EDIT-Bench evaluates models using the pass@1 metric, where a solution passes all test cases on the first attempt. The benchmark evaluates 40 different LLMs, spanning both open and closed frameworks, highlighting notable performance disparities between them (Figure 4).

Figure 4: We evaluate 40 LLMs on EDIT, illustrating that only 5 have a pass@1 greater than 60\%.

Findings

Performance Insights

The top-performing models, primarily closed-source, like Claude 4, demonstrated superior editing capabilities, greatly exceeding most open models. This indicates a significant gap that proprietary technologies maintain, potentially due to more rigorous training datasets or novel architectures. However, even top models only solved approximately 66.7% of the tasks, underscoring the complexity captured in EDIT-Bench.

Contextual Importance

Our experiments showed that enriched context details, like highlighted code and cursor positions, enhance model performance. Notably, adding only highlighted code substantially improved task success rates across models (Figure 5). This highlights the necessity for models to incorporate comprehensive contextual awareness in their editing processes.

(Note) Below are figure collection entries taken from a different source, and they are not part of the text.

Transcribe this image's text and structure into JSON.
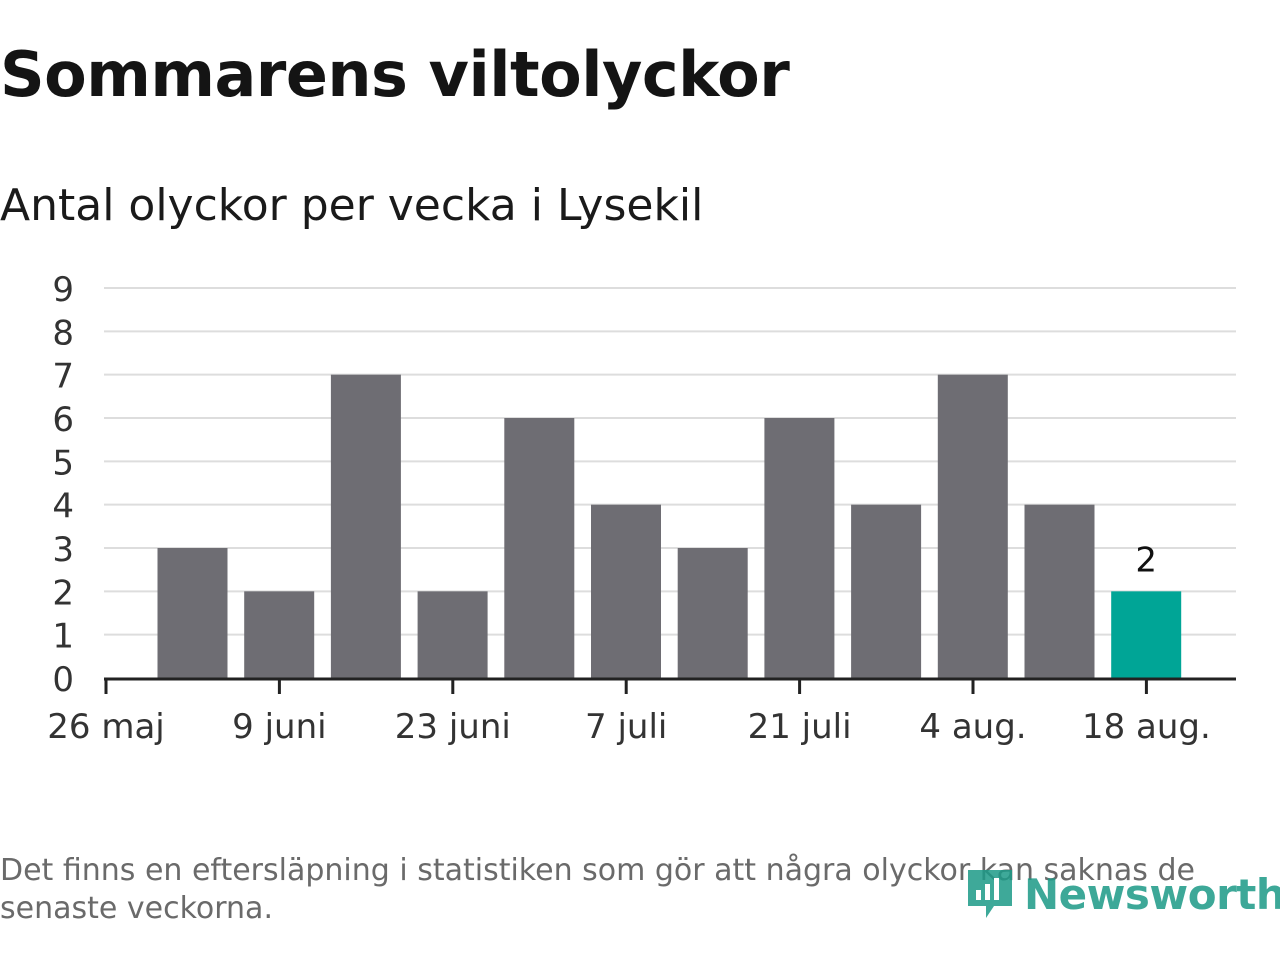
{
  "title": "Sommarens viltolyckor",
  "subtitle": "Antal olyckor per vecka i Lysekil",
  "footnote": "Det finns en eftersläpning i statistiken som gör att några olyckor kan saknas de senaste veckorna.",
  "logo": {
    "text": "Newsworthy",
    "icon": "newsworthy-logo-icon",
    "color": "#1c9a87"
  },
  "colors": {
    "bar": "#6e6d73",
    "highlight": "#00a596",
    "grid": "#dddddd",
    "axis": "#222222",
    "text": "#333333"
  },
  "chart_data": {
    "type": "bar",
    "title": "Antal olyckor per vecka i Lysekil",
    "xlabel": "",
    "ylabel": "",
    "ylim": [
      0,
      9
    ],
    "yticks": [
      0,
      1,
      2,
      3,
      4,
      5,
      6,
      7,
      8,
      9
    ],
    "xtick_labels": [
      "26 maj",
      "9 juni",
      "23 juni",
      "7 juli",
      "21 juli",
      "4 aug.",
      "18 aug."
    ],
    "categories": [
      "2 juni",
      "9 juni",
      "16 juni",
      "23 juni",
      "30 juni",
      "7 juli",
      "14 juli",
      "21 juli",
      "28 juli",
      "4 aug.",
      "11 aug.",
      "18 aug."
    ],
    "values": [
      3,
      2,
      7,
      2,
      6,
      4,
      3,
      6,
      4,
      7,
      4,
      2
    ],
    "highlight_index": 11,
    "highlight_label": "2",
    "grid": true,
    "legend": "none"
  }
}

Figure 5: Performance across categories varies with each model excelling differently in aspects such as bug fixing or code optimization.

Task Category Variability

Models show distinct performance across the four main edit categories: feature addition, feature modification, bug fixing, and optimization. While most models performed best in bug fixing, they struggled notably with optimization tasks, pointing to potential areas for enhancements in training models on efficiency focused edits.

Comparative Analysis

EDIT-Bench correlates weakly with previous coding benchmarks like Aider Polyglot and SWE-Bench, emphasizing its unique challenge profile derived from real-world data. Its design specifically addresses diverse, unstructured, and contextually driven shopping tasks, distinguishing it from more uniform and curriculum-like benchmarks.

Conclusion

EDIT-Bench establishes a robust framework for evaluating LLMs on instructed code editing, leveraging authentic user edits. The benchmark reveals critical insights into model deficiencies and strengths, offering a path forward to enhance model robustness and contextual comprehension. As AI continues to complement software development, developing such comprehensive evaluations will be pivotal in advancing AI-assisted coding tools effectively.

Ultimately, EDIT-Bench provides a dynamic testing ground that captures practical code editing needs, encouraging continual refinement and advancement of LLM capabilities in real-world settings. Future work will focus on expanding the problem set's breadth and enhancing automated harness generation processes to streamline the creation of benchmark tasks as AI and development environments evolve.